Prenons une comparaison pour illustrer notre propos. Il n’y a pas de
différence notable entre se défoncer (en langage commun on dirait « se
shooter ») et faire un marathon ? les deux pratiques génèrent de la
morphine. Lors d’un marathon, l’organisme sécrète des endorphines et
celui qui se dope (se drogue) assimile de la morphine exogène.
Mais à y regarder de plus près, la différence est notable.
N’oublions pas que le premier des marathoniens avait un objectif
opérationnel. C’était le messager grec Philippidès. Il avait une mission.
Il avait (aurait) parcouru la distance de Marathon à Athènes pour
annoncer la victoire contre les Perses en 490 av. J.-C.
Le sens de sa pratique sportive est donné par la mission : annoncer aux
athéniens la victoire. En se " shootant ", l’individu qui se
drogue ne vise que la jouissance
immédiate d’un plaisir personnel
toujours à renouveller.
En se dopant par une pratique sportive
intensive qui n’est pas orientée vers la
missison, l’individu se dupe.
S’engager à une pratique sportive
intense telle que la propose CROSSOPS,
suppose de donner du sens à son
entraînement. Un sens qui ne soit ouvert
uniquement sur soi, sur son image mais
qui soit aussi et surtout relation à autrui. Sinon le risque est grand pour
ces pratiquants de sombrer dans l’addiction car ne l’oublions jamais, le
cerveau est un excellent manipulateur. Il est particulièrement addict au
plaisir.
Comment éviter ces pièges ?
Comment construire ses entraînements pour les optimiser et leur
donner du sens ?
S’entraîner pour faire face aux situations difficiles et / ou chaotiques
suppose de prendre en compte l’homme dans son unicité.

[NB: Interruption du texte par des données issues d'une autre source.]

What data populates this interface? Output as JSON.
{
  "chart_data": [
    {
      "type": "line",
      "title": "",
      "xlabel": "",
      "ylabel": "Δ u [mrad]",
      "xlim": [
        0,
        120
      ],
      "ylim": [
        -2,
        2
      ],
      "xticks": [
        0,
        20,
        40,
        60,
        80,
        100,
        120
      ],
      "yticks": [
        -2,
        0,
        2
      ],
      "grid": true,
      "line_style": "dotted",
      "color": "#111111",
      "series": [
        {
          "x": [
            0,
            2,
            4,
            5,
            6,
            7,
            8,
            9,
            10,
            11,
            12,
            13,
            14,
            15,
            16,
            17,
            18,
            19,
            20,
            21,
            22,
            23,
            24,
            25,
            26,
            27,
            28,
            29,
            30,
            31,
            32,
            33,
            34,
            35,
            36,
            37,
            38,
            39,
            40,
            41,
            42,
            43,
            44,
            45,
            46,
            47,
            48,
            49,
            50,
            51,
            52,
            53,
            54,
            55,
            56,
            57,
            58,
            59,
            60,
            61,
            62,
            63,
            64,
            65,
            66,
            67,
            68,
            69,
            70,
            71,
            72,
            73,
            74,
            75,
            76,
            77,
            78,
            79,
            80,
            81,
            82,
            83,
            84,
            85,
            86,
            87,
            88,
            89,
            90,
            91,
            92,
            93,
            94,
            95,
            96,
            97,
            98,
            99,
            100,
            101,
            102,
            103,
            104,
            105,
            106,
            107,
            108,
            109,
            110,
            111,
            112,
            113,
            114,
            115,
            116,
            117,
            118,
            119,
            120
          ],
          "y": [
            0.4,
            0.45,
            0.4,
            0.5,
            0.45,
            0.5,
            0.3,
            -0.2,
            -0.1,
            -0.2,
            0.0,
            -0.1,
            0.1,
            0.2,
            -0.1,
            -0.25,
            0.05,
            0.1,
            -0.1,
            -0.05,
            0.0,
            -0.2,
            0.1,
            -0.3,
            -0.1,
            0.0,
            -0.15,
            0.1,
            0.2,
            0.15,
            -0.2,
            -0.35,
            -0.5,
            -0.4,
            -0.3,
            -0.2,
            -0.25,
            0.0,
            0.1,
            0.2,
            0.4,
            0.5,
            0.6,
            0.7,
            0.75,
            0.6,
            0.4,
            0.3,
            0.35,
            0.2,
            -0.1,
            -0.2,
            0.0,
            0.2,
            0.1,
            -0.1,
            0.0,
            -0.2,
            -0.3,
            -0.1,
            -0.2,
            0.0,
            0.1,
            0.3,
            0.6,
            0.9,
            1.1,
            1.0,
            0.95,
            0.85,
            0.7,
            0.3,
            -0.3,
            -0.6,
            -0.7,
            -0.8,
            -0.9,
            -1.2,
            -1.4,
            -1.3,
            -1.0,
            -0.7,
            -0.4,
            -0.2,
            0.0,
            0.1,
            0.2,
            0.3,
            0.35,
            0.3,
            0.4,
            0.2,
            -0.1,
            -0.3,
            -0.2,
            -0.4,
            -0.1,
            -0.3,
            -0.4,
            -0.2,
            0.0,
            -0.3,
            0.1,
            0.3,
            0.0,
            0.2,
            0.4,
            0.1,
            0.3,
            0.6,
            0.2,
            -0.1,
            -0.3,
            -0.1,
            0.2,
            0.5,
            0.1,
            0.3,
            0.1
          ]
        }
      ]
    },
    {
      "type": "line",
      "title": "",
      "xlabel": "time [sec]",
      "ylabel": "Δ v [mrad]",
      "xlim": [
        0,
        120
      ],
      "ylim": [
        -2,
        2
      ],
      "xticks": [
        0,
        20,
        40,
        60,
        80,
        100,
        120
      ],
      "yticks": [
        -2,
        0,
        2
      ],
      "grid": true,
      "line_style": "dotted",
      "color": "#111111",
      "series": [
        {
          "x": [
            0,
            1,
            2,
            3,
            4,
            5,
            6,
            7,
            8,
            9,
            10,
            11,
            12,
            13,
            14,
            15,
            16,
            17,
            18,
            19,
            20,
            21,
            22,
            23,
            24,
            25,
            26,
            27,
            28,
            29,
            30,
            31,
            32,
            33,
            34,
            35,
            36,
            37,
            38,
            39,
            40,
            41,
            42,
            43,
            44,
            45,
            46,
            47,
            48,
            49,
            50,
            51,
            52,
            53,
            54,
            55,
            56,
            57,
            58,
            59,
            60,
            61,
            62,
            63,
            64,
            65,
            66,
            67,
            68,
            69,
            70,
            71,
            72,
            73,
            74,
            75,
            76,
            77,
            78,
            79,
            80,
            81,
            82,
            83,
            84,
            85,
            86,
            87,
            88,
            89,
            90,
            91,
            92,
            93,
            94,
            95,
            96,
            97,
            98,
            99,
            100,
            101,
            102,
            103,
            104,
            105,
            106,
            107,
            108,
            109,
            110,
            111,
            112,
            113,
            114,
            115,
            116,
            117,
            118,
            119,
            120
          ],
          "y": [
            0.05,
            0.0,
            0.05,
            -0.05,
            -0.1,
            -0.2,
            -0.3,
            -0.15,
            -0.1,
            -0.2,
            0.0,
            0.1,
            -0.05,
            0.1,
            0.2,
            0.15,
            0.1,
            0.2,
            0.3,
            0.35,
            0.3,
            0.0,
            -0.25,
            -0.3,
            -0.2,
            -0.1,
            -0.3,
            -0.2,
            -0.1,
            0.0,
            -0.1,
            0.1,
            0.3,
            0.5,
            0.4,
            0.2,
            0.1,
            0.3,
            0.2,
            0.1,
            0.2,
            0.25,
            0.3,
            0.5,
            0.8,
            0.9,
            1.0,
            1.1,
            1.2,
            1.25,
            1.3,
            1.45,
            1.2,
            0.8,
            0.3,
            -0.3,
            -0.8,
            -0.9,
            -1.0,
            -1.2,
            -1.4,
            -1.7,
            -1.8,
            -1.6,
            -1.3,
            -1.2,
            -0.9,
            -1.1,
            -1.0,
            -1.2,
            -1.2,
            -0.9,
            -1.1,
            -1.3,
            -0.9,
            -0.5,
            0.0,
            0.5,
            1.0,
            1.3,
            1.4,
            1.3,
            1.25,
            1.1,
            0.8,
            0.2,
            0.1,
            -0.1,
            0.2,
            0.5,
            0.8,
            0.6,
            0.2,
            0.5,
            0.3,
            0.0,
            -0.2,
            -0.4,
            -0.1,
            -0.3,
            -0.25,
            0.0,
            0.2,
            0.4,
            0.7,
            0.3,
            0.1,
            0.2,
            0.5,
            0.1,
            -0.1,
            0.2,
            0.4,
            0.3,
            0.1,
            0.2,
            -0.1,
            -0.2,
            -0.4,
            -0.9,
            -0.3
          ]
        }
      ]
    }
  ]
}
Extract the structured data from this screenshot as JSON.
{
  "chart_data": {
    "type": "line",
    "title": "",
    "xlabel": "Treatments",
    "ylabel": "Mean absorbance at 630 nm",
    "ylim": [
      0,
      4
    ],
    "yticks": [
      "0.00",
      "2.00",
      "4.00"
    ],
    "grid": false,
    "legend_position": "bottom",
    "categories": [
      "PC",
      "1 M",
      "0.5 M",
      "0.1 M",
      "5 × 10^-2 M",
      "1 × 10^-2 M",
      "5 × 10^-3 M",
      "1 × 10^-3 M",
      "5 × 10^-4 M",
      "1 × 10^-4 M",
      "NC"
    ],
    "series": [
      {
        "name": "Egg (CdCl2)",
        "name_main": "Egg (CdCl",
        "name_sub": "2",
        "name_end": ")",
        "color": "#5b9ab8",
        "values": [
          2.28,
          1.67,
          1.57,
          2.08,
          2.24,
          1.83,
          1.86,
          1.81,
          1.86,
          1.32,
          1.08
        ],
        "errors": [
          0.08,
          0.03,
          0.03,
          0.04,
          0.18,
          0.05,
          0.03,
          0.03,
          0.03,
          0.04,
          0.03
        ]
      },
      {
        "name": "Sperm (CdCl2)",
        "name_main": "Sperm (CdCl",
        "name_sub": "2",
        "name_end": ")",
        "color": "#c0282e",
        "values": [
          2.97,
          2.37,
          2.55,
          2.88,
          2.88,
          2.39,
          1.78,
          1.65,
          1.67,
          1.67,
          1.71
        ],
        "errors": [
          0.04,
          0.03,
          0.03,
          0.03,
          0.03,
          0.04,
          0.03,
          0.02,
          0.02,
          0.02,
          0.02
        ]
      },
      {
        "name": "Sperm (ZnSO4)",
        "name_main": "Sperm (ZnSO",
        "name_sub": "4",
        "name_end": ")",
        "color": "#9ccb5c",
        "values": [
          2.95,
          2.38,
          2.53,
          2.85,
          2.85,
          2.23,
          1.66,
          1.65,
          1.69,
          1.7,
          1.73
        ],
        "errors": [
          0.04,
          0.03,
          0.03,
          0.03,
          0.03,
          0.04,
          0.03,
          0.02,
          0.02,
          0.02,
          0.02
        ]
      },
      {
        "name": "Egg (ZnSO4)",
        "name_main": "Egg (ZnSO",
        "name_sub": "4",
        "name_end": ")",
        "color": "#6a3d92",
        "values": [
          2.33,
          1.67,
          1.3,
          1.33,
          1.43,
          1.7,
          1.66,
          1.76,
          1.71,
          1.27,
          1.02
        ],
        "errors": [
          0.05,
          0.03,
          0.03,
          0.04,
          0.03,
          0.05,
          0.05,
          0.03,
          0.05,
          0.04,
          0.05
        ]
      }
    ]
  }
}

L’être doit être envisagé comme un tout au sens de la philosophie
grecque : sarx, soma, psyché, comme une unité d’être : corps, esprit
et âme.
Il s’agit d’apprendre par l’effort, par la pratique du CROSSOPS à se
densifier c’est-à-dire, dans un champ anthropologique, de développer
un sens complet de l’être humain.
La densification de l’Être par la pratique du CROSSOPS vise à permettre
à " l’homme de résister aux conséquences néfastes des stress
engendrés par les conditions rencontrées sur le champ de bataille ou
dans la vie ordinaire (…) Dans les armées occidentales professionnelles
où la ressource humaine est difficile à recruter, à former et à fidéliser,
comment agir pour que le soldat surmonte ses blessures psychologiques
et soit apte au réengagement opérationnel ? " 1
Delaisser l’un de ces aspects est propice à générer un déséquilibre
potentiellement traumatisant en situation de stress dépassé.
6 7
1 - Venard (G.), Legrier (F.-R.), Chaput (G.), Venard (C.), " Améliorer la préparation
psychologique du combattant : Le principe de densification ", Inflexions n° 12
" Le corps guerrier , La Documentation française, Paris, Octobre-Décembre 2009.